See Item 1.01 for a description of the terms of the Amended Guaranty Extension Agreement. Subject to the terms and conditions set forth in the Amended Guaranty Extension Agreement and based solely upon the accrued Fee as of March 15, 2010 of approximately $1,138,000, Pegasus IV would be entitled to receive up to approximately 1,131,000 Units on the Fee Payment Date. Such sale of Units would be exempt from registration under the Securities Act of 1933, as amended, pursuant to an exemption from registration for transactions not involving a public offering under Section 4(2) of the Securities Act of 1933, as amended.

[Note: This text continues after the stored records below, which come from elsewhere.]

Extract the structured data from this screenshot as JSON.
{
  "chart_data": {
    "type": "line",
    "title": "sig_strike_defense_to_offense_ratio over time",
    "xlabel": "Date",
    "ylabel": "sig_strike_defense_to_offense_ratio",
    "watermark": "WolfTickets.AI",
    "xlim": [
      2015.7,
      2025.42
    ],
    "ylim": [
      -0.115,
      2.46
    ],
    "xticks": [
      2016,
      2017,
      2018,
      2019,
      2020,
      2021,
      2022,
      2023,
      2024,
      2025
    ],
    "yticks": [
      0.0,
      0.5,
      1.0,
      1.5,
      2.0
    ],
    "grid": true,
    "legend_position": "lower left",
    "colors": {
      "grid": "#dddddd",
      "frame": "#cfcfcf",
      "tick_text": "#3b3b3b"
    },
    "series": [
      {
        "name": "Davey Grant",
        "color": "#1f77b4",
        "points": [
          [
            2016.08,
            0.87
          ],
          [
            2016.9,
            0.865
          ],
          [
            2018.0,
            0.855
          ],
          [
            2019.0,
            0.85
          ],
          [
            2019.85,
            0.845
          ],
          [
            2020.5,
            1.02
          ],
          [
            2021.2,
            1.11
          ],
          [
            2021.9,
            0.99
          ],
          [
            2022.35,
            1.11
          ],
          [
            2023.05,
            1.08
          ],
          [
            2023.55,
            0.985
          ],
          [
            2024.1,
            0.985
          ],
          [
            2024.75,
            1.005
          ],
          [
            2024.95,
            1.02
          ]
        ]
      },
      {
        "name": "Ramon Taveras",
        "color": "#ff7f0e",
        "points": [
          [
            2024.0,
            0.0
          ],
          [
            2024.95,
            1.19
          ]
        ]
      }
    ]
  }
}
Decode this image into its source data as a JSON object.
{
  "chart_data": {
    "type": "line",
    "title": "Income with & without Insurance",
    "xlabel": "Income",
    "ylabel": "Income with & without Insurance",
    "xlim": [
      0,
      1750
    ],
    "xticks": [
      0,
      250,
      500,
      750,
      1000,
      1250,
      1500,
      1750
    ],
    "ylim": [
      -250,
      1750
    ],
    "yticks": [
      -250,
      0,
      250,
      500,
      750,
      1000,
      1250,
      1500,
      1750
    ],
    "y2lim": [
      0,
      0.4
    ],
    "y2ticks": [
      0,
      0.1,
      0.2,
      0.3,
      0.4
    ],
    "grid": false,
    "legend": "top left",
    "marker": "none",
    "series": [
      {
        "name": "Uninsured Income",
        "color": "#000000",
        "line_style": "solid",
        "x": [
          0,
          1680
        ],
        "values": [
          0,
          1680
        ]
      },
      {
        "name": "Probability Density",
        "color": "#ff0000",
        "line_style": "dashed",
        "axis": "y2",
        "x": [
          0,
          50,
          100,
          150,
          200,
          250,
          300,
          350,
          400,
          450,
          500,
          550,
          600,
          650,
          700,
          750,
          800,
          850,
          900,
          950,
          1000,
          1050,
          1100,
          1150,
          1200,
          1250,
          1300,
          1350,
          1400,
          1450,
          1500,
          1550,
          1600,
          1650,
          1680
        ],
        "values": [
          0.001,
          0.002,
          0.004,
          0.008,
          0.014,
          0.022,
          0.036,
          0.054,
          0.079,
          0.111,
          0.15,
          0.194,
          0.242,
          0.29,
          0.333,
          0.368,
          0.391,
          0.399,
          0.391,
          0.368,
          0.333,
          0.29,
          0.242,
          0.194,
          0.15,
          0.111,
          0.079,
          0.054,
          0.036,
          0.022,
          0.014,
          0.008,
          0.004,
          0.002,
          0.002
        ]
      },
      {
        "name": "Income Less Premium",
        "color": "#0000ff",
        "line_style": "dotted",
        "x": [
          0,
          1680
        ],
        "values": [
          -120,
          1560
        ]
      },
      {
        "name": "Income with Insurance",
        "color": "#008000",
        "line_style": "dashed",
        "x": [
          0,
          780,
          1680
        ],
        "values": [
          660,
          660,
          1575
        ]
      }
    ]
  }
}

Section 9 – Financial Statement and Exhibits

 

Item 9.01 Financial Statements and Exhibits.

 

Number

  

Description of Exhibit

10.1    Third Amendment to Bank of Montreal Loan Authorization Agreement and Demand Note, dated as of March 15, 2010, by and between Lighting Science Group Corporation and Bank of Montreal
10.2    Replacement Demand Note, dated as of March 15, 2010, issued by Lighting Science Group Corporation to Bank of Montreal
10.3    Amended and Restated Guaranty Extension Agreement, dated as of March 15, 2010, by and between Lighting Science Group Corporation and Pegasus Partners IV, L.P.


SIGNATURES

Pursuant to the requirements of the Securities Exchange Act of 1934, the registrant has duly caused this report to be signed on its behalf by the undersigned hereunto duly authorized.

 

  LIGHTING SCIENCE GROUP CORPORATION
Date: March 19, 2010   By:  

/S/     JONATHAN COHEN        

  Name:   Jonathan Cohen
  Title:   Vice President and Chief Accounting Officer


EXHIBIT INDEX

 

Number

  

Description of Exhibit

10.1    Third Amendment to Bank of Montreal Loan Authorization Agreement and Demand Note, dated as of March 15, 2010, by and between Lighting Science Group Corporation and Bank of Montreal
10.2    Replacement Demand Note, dated as of March 15, 2010, issued by Lighting Science Group Corporation to Bank of Montreal
10.3    Amended and Restated Guaranty Extension Agreement, dated as of March 15, 2010, by and between Lighting Science Group Corporation and Pegasus Partners IV, L.P.